Tick-the-Code is a measure of complexity
Thomas McCabe created a measure of complexity in his paper 1975. He described the program flow as a graph with vertices and edges. He then went on to define a formula for counting the complexity of the graph (and the program) and called it 'cyclomatic number'. Without going to the details here (Entry in Wikipedia), the bigger the cyclomatic number the more complex the source code is.
Figure 2. shows an experiment on some open source modules. Tools from Testwell Ltd. were used to calculate the cyclomatic number for the files. The module files were ticked with all 24 rules of Tick-the-Code. The figure shows a strong correlation (0.7) between cyclomatic number and the tick counts.

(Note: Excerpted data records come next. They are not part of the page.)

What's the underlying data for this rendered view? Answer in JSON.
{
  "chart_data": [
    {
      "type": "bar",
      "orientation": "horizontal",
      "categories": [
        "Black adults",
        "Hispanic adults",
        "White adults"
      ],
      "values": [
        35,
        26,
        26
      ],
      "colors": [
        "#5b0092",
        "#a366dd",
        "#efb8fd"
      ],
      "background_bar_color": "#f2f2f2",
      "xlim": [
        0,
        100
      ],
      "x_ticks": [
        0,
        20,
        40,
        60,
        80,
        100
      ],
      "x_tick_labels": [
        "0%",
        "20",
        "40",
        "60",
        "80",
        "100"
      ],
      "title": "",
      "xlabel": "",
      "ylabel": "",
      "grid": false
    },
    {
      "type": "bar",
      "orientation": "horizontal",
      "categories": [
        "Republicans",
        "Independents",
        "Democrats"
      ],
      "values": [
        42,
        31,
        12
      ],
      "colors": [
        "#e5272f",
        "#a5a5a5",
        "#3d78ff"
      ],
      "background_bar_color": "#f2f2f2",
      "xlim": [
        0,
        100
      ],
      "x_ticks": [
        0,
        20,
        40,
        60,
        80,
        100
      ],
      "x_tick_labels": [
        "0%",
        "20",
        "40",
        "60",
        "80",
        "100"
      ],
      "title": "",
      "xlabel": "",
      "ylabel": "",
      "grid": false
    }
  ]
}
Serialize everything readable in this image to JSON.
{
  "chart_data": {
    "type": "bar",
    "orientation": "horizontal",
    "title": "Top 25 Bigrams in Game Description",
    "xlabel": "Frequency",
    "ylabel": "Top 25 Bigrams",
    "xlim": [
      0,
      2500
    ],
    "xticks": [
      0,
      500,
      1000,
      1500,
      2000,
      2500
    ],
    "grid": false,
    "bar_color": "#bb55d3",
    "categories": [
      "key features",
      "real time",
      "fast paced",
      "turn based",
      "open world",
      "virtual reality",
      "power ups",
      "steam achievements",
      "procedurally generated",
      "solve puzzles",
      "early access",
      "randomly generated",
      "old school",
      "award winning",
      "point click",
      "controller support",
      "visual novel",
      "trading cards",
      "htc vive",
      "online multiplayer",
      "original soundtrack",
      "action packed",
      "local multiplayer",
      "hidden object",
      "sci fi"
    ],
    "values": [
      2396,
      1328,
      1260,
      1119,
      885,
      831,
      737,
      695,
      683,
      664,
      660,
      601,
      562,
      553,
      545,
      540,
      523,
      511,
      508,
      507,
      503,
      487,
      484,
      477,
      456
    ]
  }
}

The 24 rules can be divided into 4 categories:
- Risky assumptions
- Missing info
- Extra baggage
All the categories have a strong correlation with cyclomatic number. This could mean that all the rule categories track complexity like cyclomatic number does. No matter which rule you break in your code, you are unnecessarily adding complexity to it. It means that you can use the tick counts to rank the source code module in the order of complexity. That way you can target your quality improvement efforts to the modules in real need of them.
As you can see, the evidence speaks for Tick-the-Code. If you need to improve the productivity of the software development, Tick-the-Code is an excellent candidate. You give your developers many times more improvement opportunities that before, they won't have to spend too much time in ticking to reap the benefits and you can see the improving quality in declining complexity.
When code becomes simpler and more understandable, you start seeing savings in less and less rework. Productivity increases as rework decreases. What is finished stays finished (and doesn't come back to haunt you).
Make a safe bet, introduce Tick-the-Code to your software developers. Eliminate errors, enjoy the effectiveness, evidenced by empirical experiments, elate for efficiency. Tick-the-Code!